Par conséquent, outre les mesures relatives à la lutte contre la
corruption ci-dessus énumérées, les pouvoirs publics
doivent s'atteler à :
- adapter et consolider l'environnement juridique et judiciaire
national afin de favoriser et sécuriser les activités
économiques et financières ;
- faire la promotion du droit des affaires régional,
en l'occurrence les règles édictées par l'Organisation
pour l'Harmonisation en Afrique du Droit des Affaires (OHADA) en vue de son
appropriation ;
- renforcer les moyens d'actions des juridictions suprêmes
de la République, notamment la Cour des Comptes ;
- créer des tribunaux de commerce et réformer le
registre du commerce, du crédit mobilier et du greffe pour le bon
fonctionnement de ces juridictions spécialisées ;
- renforcer les capacités de la Cour d'Arbitrage ;
- divulguer les règles de droit en vigueur et les rendre
facilement accessibles ;
- former et responsabiliser les experts judiciaires et
organiser un vaste programme de formation des magistrats
spécialisés au droit des affaires, bancaire, financier, des
assurances, anti- blanchiment des capitaux, etc.

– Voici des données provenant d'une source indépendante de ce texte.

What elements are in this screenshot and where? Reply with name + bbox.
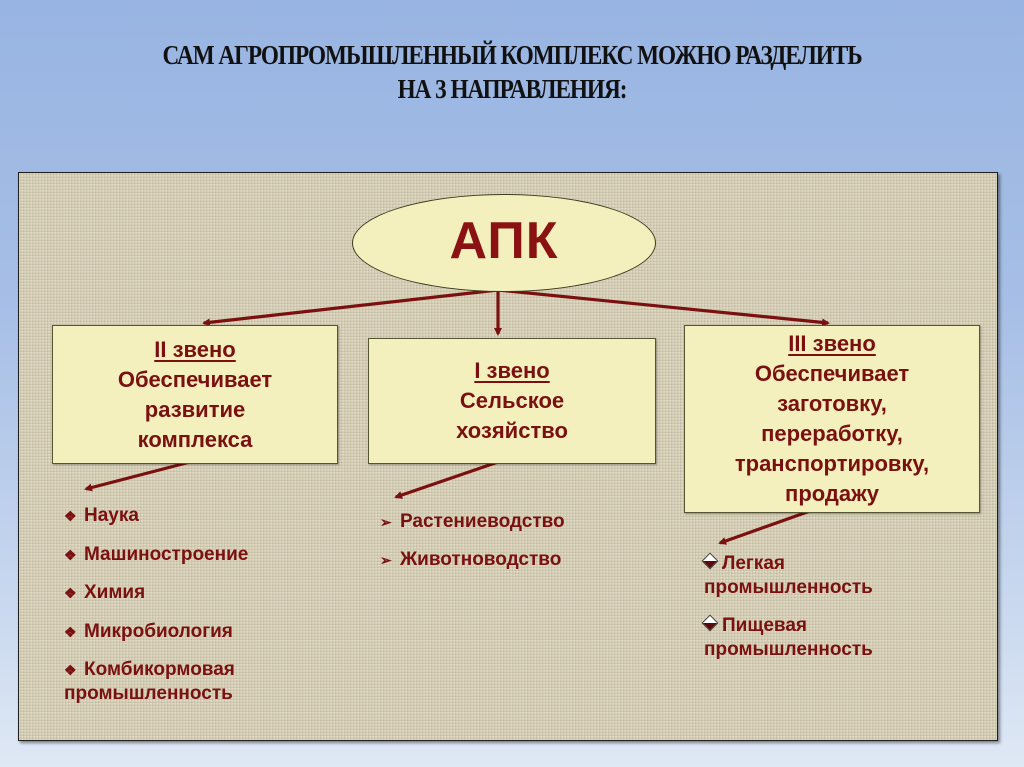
box-second-link-line: Обеспечивает (117, 366, 273, 392)
arrowhead-bullet-icon: ➢ (380, 514, 392, 530)
box-third-link-line: переработку, (761, 421, 903, 446)
slide-title-line-1: САМ АГРОПРОМЫШЛЕННЫЙ КОМПЛЕКС МОЖНО РАЗД… (162, 40, 862, 70)
four-diamond-bullet-icon: ❖ (64, 508, 77, 524)
box-third-link-line: Обеспечивает (754, 361, 910, 386)
box-third-link-line: продажу (785, 481, 879, 506)
box-third-link-line: заготовку, (777, 391, 887, 416)
list-item: ❖Микробиология (64, 613, 248, 652)
box-first-link: I звено Сельское хозяйство (368, 338, 656, 464)
list-item: ❖Наука (64, 497, 248, 536)
list-item: ❖Химия (64, 574, 248, 613)
slide-title: САМ АГРОПРОМЫШЛЕННЫЙ КОМПЛЕКС МОЖНО РАЗД… (72, 38, 953, 106)
list-second-link: ❖Наука ❖Машиностроение ❖Химия ❖Микробиол… (64, 497, 248, 706)
apk-root-node: АПК (352, 194, 656, 292)
slide-title-line-2: НА 3 НАПРАВЛЕНИЯ: (397, 74, 628, 104)
list-item: ➢Животноводство (380, 541, 565, 579)
box-second-link: II звено Обеспечивает развитие комплекса (52, 325, 338, 464)
box-second-link-heading: II звено (154, 336, 236, 362)
box-third-link-heading: III звено (788, 331, 876, 356)
list-item: ❖Машиностроение (64, 536, 248, 575)
box-first-link-line: хозяйство (456, 418, 568, 443)
list-item: ➢Растениеводство (380, 503, 565, 541)
box-third-link-line: транспортировку, (734, 451, 930, 476)
box-second-link-line: развитие (144, 396, 246, 422)
diamond-bullet-icon (701, 614, 719, 632)
list-third-link: Легкая промышленность Пищевая промышленн… (701, 552, 873, 662)
list-item: ❖Комбикормовая промышленность (64, 659, 235, 704)
box-first-link-line: Сельское (459, 388, 565, 413)
list-item: Пищевая промышленность (701, 614, 873, 662)
apk-root-label: АПК (449, 212, 559, 270)
diamond-bullet-icon (701, 552, 719, 570)
arrowhead-bullet-icon: ➢ (380, 552, 392, 568)
box-third-link: III звено Обеспечивает заготовку, перера… (684, 325, 980, 513)
list-item: Легкая промышленность (701, 552, 873, 600)
four-diamond-bullet-icon: ❖ (64, 546, 77, 563)
box-second-link-line: комплекса (137, 426, 253, 452)
four-diamond-bullet-icon: ❖ (64, 623, 77, 640)
four-diamond-bullet-icon: ❖ (64, 662, 77, 678)
four-diamond-bullet-icon: ❖ (64, 585, 77, 601)
box-first-link-heading: I звено (474, 358, 550, 383)
list-first-link: ➢Растениеводство ➢Животноводство (380, 503, 565, 579)
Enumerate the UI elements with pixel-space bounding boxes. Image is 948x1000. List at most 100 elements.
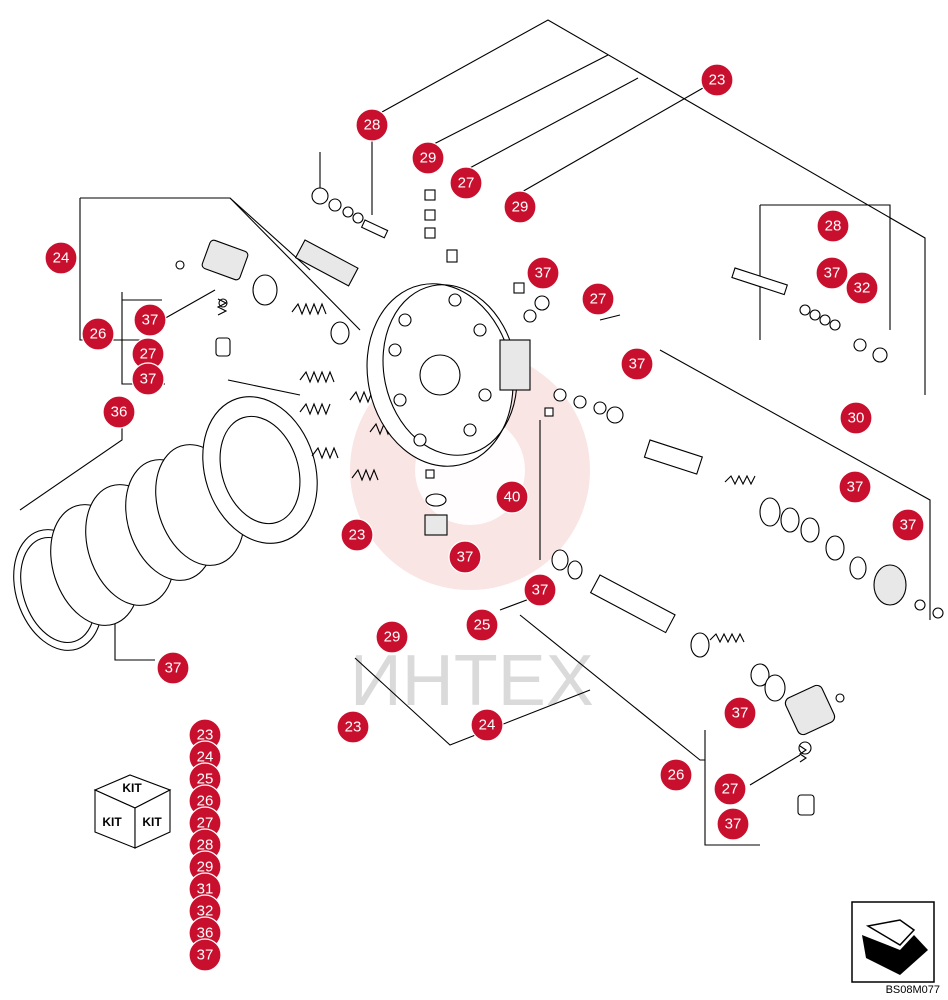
callout-37: 37 — [716, 807, 750, 841]
callout-number: 37 — [142, 312, 159, 329]
upper-valve-parts — [175, 187, 554, 536]
callout-circle — [620, 347, 654, 381]
callout-circle — [815, 256, 849, 290]
callout-24: 24 — [44, 241, 78, 275]
callout-number: 23 — [349, 527, 366, 544]
callout-number: 31 — [197, 881, 214, 898]
callout-circle — [340, 518, 374, 552]
callout-circle — [188, 938, 222, 972]
callout-number: 40 — [504, 489, 521, 506]
callout-circle — [838, 470, 872, 504]
callout-27: 27 — [713, 772, 747, 806]
callout-23: 23 — [336, 710, 370, 744]
callout-number: 29 — [197, 859, 214, 876]
callout-number: 27 — [590, 291, 607, 308]
callout-number: 24 — [53, 250, 70, 267]
callout-37: 37 — [523, 573, 557, 607]
brake-ring-set — [13, 396, 318, 651]
callout-circle — [713, 772, 747, 806]
callout-circle — [102, 395, 136, 429]
callout-37: 37 — [891, 508, 925, 542]
callout-37: 37 — [131, 362, 165, 396]
callout-36: 36 — [102, 395, 136, 429]
callout-circle — [659, 758, 693, 792]
kit-icon-label-left: KIT — [102, 815, 122, 829]
kit-icon-label-top: KIT — [122, 781, 142, 795]
callout-number: 28 — [197, 837, 214, 854]
callout-number: 32 — [854, 280, 871, 297]
leader-lines — [19, 19, 931, 846]
callout-circle — [891, 508, 925, 542]
callout-circle — [131, 362, 165, 396]
callout-number: 37 — [535, 265, 552, 282]
callout-26: 26 — [81, 317, 115, 351]
callout-number: 37 — [725, 816, 742, 833]
callout-circle — [503, 190, 537, 224]
callout-29: 29 — [411, 141, 445, 175]
callout-number: 24 — [479, 717, 496, 734]
callout-number: 37 — [165, 660, 182, 677]
callout-circle — [375, 620, 409, 654]
callout-circle — [523, 573, 557, 607]
callout-number: 37 — [197, 947, 214, 964]
valve-plate — [366, 283, 531, 467]
callout-23: 23 — [700, 63, 734, 97]
callout-number: 28 — [825, 218, 842, 235]
callout-number: 37 — [900, 517, 917, 534]
callout-number: 24 — [197, 749, 214, 766]
callout-circle — [581, 282, 615, 316]
callout-number: 27 — [458, 175, 475, 192]
callout-37: 37 — [723, 696, 757, 730]
callout-number: 37 — [629, 356, 646, 373]
callout-32: 32 — [845, 271, 879, 305]
callout-37: 37 — [156, 651, 190, 685]
kit-box-icon: KIT KIT KIT — [93, 774, 172, 849]
callout-number: 29 — [384, 629, 401, 646]
callout-25: 25 — [465, 608, 499, 642]
next-page-arrow-icon[interactable] — [851, 901, 935, 983]
callout-number: 26 — [90, 326, 107, 343]
kit-icon-label-right: KIT — [142, 815, 162, 829]
callout-number: 37 — [532, 582, 549, 599]
callout-37: 37 — [133, 303, 167, 337]
right-valve-spool — [553, 267, 944, 619]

d) Consolider la formalisation de l'économie
nationale
Le secteur privé formel est défavorisé
par les subventions implicites dont bénéficient les entrepreneurs
informels du fait de l'application inégale des règlements et
mécanismes inférieurs de protection des biens et des contrats.
« Ces deux facteurs exercent un effet de distorsion
sur la concurrence, faussent le terrain économique, réduisent
l'accès des entreprises formelles aux intrants et aux marchés
tout en les décourageant d'effectuer des investissements qui
accroîtraient leur productivité21 ». Le
Gouvernement doit ainsi s'évertuer à créer les conditions
qui réduisent l'informalité et modifient progressivement la
composition du secteur privé ivoirien dominé à plus de 80%
par le secteur informel. A ce titre, il doit prendre des mesures afin de
réduire la forte concurrence déloyale livrée au secteur
formel par les nombreux acteurs informels et restaurer ainsi la
compétitivité des entreprises nationales. Il importe
également que des efforts soient faits pour divulguer auprès de
tous les opérateurs économiques, les informations concernant le
système fiscal pour une meilleure connaissance de ce système,
afin d'optimiser les facilités qui leur sont offertes et permettre aux
entrepreneurs informels "ignorant les conditions légales d'exercice" de
procéder à la régularisation de leur situation.
Par ailleurs, le Gouvernement doit oeuvrer pour le
repositionnement de la Côte d'Ivoire au niveau des indicateurs Doing
Business de la Banque Mondiale, par la mise en oeuvre de réformes visant
à réduire le nombre d'autorisations requises, la longueur des
procédures administratives, les délais d'exécution des
contrats et les coûts associés à la création et
à la vie de l'entreprise notamment la PME/PMI en Côte d'Ivoire.
Pour ce faire, il est recommandé aux pouvoirs publics de procéder
notamment :
- au renforcement du rôle de guichet unique du CEPICI pour
accélérer les formalités de création des
entreprises ;
- à la révision du mode opératoire
d'attribution des lots industriels pour plus d'efficacité.
L'amélioration de l'appropriation privée et
subséquemment du rendement de l'activité économique passe
également par la levée des facteurs à l'origine des
déficiences des marchés en Côte d'Ivoire.